Putting a Face to the Framework: Katerina Hristeva

Hyperscience | Posted on September 9, 2021

With the recent launch of our enhanced Hyperscience Platform, the cutting-edge power of our ML-based extraction again takes center stage. Much of the hard work in developing solutions happens behind the scenes, thanks to our diligent QA Engineers. The entire QA team works in parallel to ensure all aspects of our products are sufficiently covered by automated tests.

Collaboration and innovation is the heart and soul of the team, says Katerina Hristeva, who joined Hyperscience two years ago. We recently chatted with Katerina about how our warm culture and top-notch technical talent have helped her develop personally and professionally.


QA Engineer Katerina Hristeva

What brought you to the field of Engineering? 

Prior to joining Hyperscience, I worked in real estate. Although I worked in an entirely different industry, a friend gave me a programming book, and I was fascinated by the process of writing and testing code. I was eager to learn more about these problem-solving concepts and how they simplified workflows. 

Talk to us about the QA Engineering team. What’s your favorite part about working with this team?

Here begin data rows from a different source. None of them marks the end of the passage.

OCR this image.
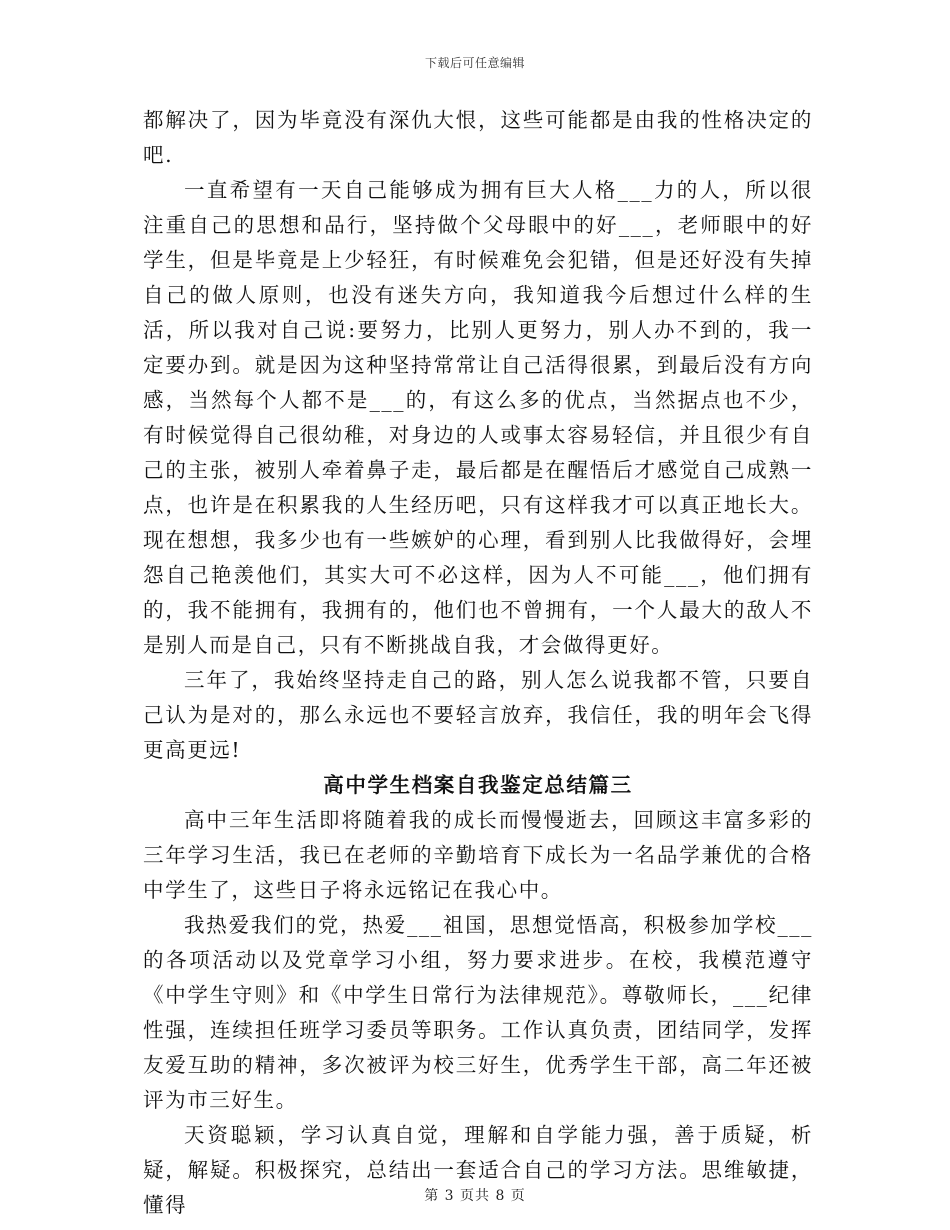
下载后可任意编辑

都解决了，因为毕竟没有深仇大恨，这些可能都是由我的性格决定的吧.

一直希望有一天自己能够成为拥有巨大人格___力的人，所以很注重自己的思想和品行，坚持做个父母眼中的好___，老师眼中的好学生，但是毕竟是上少轻狂，有时候难免会犯错，但是还好没有失掉自己的做人原则，也没有迷失方向，我知道我今后想过什么样的生活，所以我对自己说:要努力，比别人更努力，别人办不到的，我一定要办到。就是因为这种坚持常常让自己活得很累，到最后没有方向感，当然每个人都不是___的，有这么多的优点，当然据点也不少，有时候觉得自己很幼稚，对身边的人或事太容易轻信，并且很少有自己的主张，被别人牵着鼻子走，最后都是在醒悟后才感觉自己成熟一点，也许是在积累我的人生经历吧，只有这样我才可以真正地长大。现在想想，我多少也有一些嫉妒的心理，看到别人比我做得好，会埋怨自己艳羡他们，其实大可不必这样，因为人不可能___，他们拥有的，我不能拥有，我拥有的，他们也不曾拥有，一个人最大的敌人不是别人而是自己，只有不断挑战自我，才会做得更好。

三年了，我始终坚持走自己的路，别人怎么说我都不管，只要自己认为是对的，那么永远也不要轻言放弃，我信任，我的明年会飞得更高更远!

高中学生档案自我鉴定总结篇三

高中三年生活即将随着我的成长而慢慢逝去，回顾这丰富多彩的三年学习生活，我已在老师的辛勤培育下成长为一名品学兼优的合格中学生了，这些日子将永远铭记在我心中。

我热爱我们的党，热爱___祖国，思想觉悟高，积极参加学校___的各项活动以及党章学习小组，努力要求进步。在校，我模范遵守《中学生守则》和《中学生日常行为法律规范》。尊敬师长，___纪律性强，连续担任班学习委员等职务。工作认真负责，团结同学，发挥友爱互助的精神，多次被评为校三好生，优秀学生干部，高二年还被评为市三好生。

天资聪颖，学习认真自觉，理解和自学能力强，善于质疑，析疑，解疑。积极探究，总结出一套适合自己的学习方法。思维敏捷，懂得	第 3 页共 8 页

I’m always learning and collaborating with my team at various levels of the testing process. Everyone on the team is incredibly experienced, and we work together to ensure our solutions are integrated in a reliable and scalable way to bring real value to customers. 

I love working with my team to promote customer confidence. A positive user experience makes or breaks a product. By meticulously testing the product, users are much more satisfied. Exceeding customer expectations is a great feeling. 

How much of your day do you typically spend coding?

I spend about 70% of my day coding. I prefer to automate tests for the new features, which helps the team execute test cases multiple times at a scale that is not possible on a human level. I spend the other 30% of my day writing acceptance criteria, performing manual feature testing, logging bugs, and, of course, meetings. 

What’s the most rewarding part of your work at Hyperscience?

I’m thrilled about the quality of product we deliver. When I see the high quality product prior to the release, I’m really proud of my team for their hard work. Our collaboration interdependency as a team helps to optimize opportunities for success. 

What’s one piece of advice you have for aspiring women in tech? 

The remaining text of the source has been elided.